Tenho uma pedra no sapato esquerdo. Devia ter sacudido as palmilhas antes de me calçar esta manhã, mas não o fiz e, agora, enquanto caminho, sinto uma ligeira dor a cada passo que dou. Manco um pouco enquanto o Sol, que já espreita entre os telhados das casas que se amontoam na linha do horizonte, me aconselha a parar para resolver o problema.
É uma manhã de agosto numa cidade inglesa qualquer onde por acaso eu vivo, onde por acaso eu morro todos os dias um bocadinho e onde às vezes caminho sem direção para combater a solidão. Os músculos do meu corpo têm ligeiras contrações por causa do frio e o fumo que se forma à frente da minha boca quando respiro confunde-se com alguns cigarros pensativos que passam por mim.
Sempre achei estranho que possa morar tanta solidão numa cidade. Se eu contar o número de pessoas que caminham sozinhas e o número de pessoas que vão acompanhadas neste momento, as primeiras ganham por larga maioria. Eu sou apenas mais um solitário, claro, que em vez de fumar respira.
Sento-me num banco de rua e desaperto os atacadores do sapato que me provoca dor. A minha meia tem um pequeno buraco no dedo grande. Tento mexer todos os dedos do pé como se com ele estivesse a tocar piano para que a meia chegue um pouco à frente. Ao mesmo tempo tiro a palmilha e viro o sapato ao contrário até a pedrinha cair.

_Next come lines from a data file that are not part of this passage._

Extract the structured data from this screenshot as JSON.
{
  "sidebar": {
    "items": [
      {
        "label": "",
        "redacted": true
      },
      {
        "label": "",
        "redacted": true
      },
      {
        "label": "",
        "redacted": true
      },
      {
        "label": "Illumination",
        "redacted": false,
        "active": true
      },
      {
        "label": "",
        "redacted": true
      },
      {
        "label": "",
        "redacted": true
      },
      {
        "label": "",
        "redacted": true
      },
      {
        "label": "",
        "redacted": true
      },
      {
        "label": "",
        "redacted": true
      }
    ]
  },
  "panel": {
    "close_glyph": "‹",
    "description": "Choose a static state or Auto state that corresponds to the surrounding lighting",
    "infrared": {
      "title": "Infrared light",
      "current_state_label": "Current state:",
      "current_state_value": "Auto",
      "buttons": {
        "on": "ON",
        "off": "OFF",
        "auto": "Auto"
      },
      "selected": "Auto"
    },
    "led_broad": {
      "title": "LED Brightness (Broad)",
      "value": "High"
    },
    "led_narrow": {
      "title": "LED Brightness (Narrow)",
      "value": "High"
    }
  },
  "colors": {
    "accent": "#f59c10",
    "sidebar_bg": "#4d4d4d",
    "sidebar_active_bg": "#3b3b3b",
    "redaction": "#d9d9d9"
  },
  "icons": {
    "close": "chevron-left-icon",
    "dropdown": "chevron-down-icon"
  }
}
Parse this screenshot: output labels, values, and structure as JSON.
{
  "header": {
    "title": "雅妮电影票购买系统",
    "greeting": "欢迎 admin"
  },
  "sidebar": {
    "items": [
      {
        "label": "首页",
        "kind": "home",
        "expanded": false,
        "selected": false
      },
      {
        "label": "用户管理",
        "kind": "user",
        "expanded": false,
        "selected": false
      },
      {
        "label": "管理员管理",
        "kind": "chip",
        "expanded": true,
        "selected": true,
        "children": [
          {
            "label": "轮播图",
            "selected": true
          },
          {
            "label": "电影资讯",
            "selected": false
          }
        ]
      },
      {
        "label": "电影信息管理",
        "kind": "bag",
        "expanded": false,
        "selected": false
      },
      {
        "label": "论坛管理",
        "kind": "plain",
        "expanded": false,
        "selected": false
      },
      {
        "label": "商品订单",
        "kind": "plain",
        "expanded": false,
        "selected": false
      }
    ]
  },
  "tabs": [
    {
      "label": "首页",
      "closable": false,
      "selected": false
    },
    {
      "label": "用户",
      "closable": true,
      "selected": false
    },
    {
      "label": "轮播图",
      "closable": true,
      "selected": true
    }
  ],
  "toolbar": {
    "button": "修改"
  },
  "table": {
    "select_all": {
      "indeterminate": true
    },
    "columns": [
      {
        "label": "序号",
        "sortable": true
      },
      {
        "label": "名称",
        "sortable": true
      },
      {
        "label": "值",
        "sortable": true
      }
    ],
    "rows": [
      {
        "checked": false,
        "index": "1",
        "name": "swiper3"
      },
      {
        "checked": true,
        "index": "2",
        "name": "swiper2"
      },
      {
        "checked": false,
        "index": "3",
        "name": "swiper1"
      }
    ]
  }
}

Nem reparei no homem que se vinha aproximando de mim e agora se senta ao meu lado, atirando o seu corpo para o espaço ainda livre como se fosse um soldado ferido em guerra. Mas ele não é um soldado, é apenas um homem bêbado pela manhã que, muito provavelmente, passou a noite a beber à porta duma loja de conveniência, a pedir bebidas através duma pequena janela que em troca engolia o seu dinheiro. Tenta falar comigo, mas os seus lábios tropeçam-lhe nas palavras.

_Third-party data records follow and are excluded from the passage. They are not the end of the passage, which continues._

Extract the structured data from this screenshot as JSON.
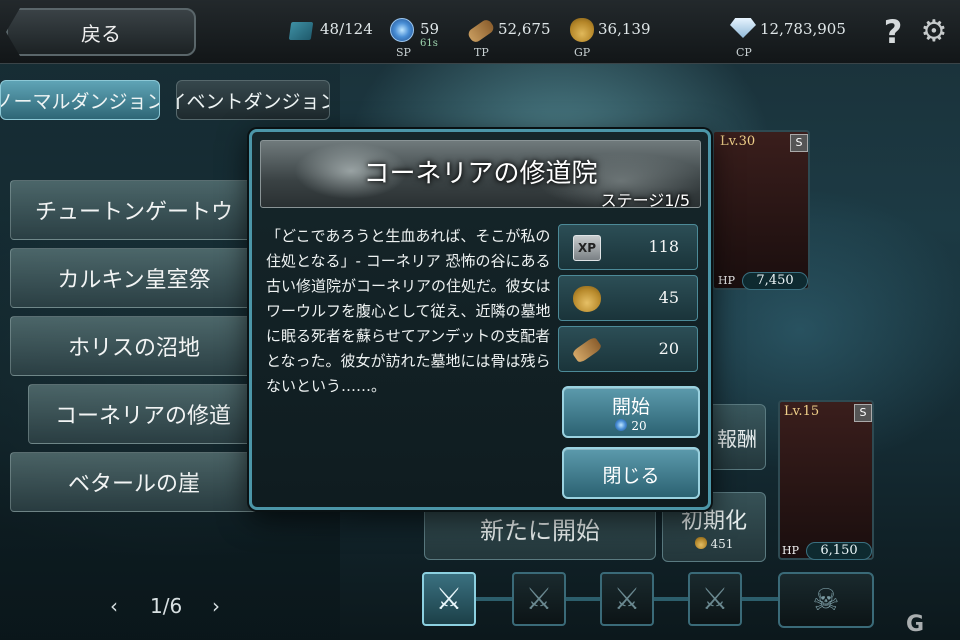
{
  "topbar": {
    "back_label": "戻る",
    "cards": {
      "value": "48/124",
      "icon": "card-icon"
    },
    "sp": {
      "value": "59",
      "timer": "61s",
      "label": "SP",
      "icon": "sp-orb-icon"
    },
    "tp": {
      "value": "52,675",
      "label": "TP",
      "icon": "scroll-icon"
    },
    "gp": {
      "value": "36,139",
      "label": "GP",
      "icon": "gold-bag-icon"
    },
    "cp": {
      "value": "12,783,905",
      "label": "CP",
      "icon": "diamond-icon"
    },
    "help_icon": "?",
    "settings_icon": "⚙"
  },
  "tabs": {
    "normal": "ノーマルダンジョン",
    "event": "イベントダンジョン"
  },
  "dungeons": [
    "チュートンゲートウ",
    "カルキン皇室祭",
    "ホリスの沼地",
    "コーネリアの修道",
    "ベタールの崖"
  ],
  "pager": {
    "prev": "‹",
    "page": "1/6",
    "next": "›"
  },
  "party": {
    "card1": {
      "level": "Lv.30",
      "rank": "S",
      "hp_label": "HP",
      "hp": "7,450"
    },
    "card2": {
      "level": "Lv.15",
      "rank": "S",
      "hp_label": "HP",
      "hp": "6,150"
    }
  },
  "background_buttons": {
    "reward": "報酬",
    "new_start": "新たに開始",
    "reset": "初期化",
    "reset_cost": "451"
  },
  "modal": {
    "title": "コーネリアの修道院",
    "stage": "ステージ1/5",
    "description": "「どこであろうと生血あれば、そこが私の住処となる」- コーネリア 恐怖の谷にある古い修道院がコーネリアの住処だ。彼女はワーウルフを腹心として従え、近隣の墓地に眠る死者を蘇らせてアンデットの支配者となった。彼女が訪れた墓地には骨は残らないという……。",
    "rewards": [
      {
        "icon": "xp-icon",
        "icon_text": "XP",
        "value": "118"
      },
      {
        "icon": "gold-bag-icon",
        "value": "45"
      },
      {
        "icon": "scroll-icon",
        "value": "20"
      }
    ],
    "start_label": "開始",
    "start_cost": "20",
    "close_label": "閉じる"
  },
  "stage_progress": {
    "current": 1,
    "total": 5,
    "boss_icon": "skull-icon"
  },
  "watermark": "G"
}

Cada vez tenho menos certezas sobre esta vida, mas há uma que mantenho como certa. Não se deve ignorar um homem neste estado. Não sei o que nos trouxe aqui, os dois ao mesmo tempo a este banco maltratado duma rua de Stoke On Trent, mas aproveito o momento para ir concordando com tudo o que ele me diz e eu não percebo. Hum, hum...
E enquanto ele desabafa e justifica a mim e ao mundo a sua frágil situação, o meu pensamento recua algumas décadas e à cidade de Aveiro, onde também estou sentado num banco público e um homem bêbado me estende a mão. Atrás dele, uma mulher com olhos irrequietos e a pele da cara cheia de vulcões abertos mantêm-se em silêncio. Dou-lhe algumas moedas e ele agradece tirando da cabeça um chapéu invisível. Antes de se afastar deixa algumas palavras:
- O Lino de Aveiro não faz mal a ninguém. Só faz mal a ele mesmo.
Conheci pessoalmente o Lino de Aveiro muitos anos mais tarde, já ele conseguira deixar o estado de embriaguez permanente com que me habituei a vê-lo pelas ruas da cidade na minha juventude. Vi então um homem simples, com um coração do tamanho do mundo, que me ensinou que a força de vontade é quase tudo nesta vida.
As cidades são todas assim, cruéis. Ignoram aqueles que mais precisam delas e passam a tratá-los como uma pedra no sapato. O Lino de Aveiro já partiu do mundo dos vivos, mas deixou-me essa lição quando ele próprio enfrentou essa cidade e lhe ganhou o confronto. Acho que tudo o que ele queria era ter sido ouvido mais cedo.
E agora este homem ao meu lado levanta-se em esforço. Eu já me calcei e pergunto-lhe se ele precisa de algum tipo de ajuda, ao que ele me responde fazendo um sinal de "fixe" com a mão. Agradece-me a conversa e afasta-se devagar, um pouco mais sóbrio do que quando se sentou.
Desejo-lhe sorte, mas só em pensamento.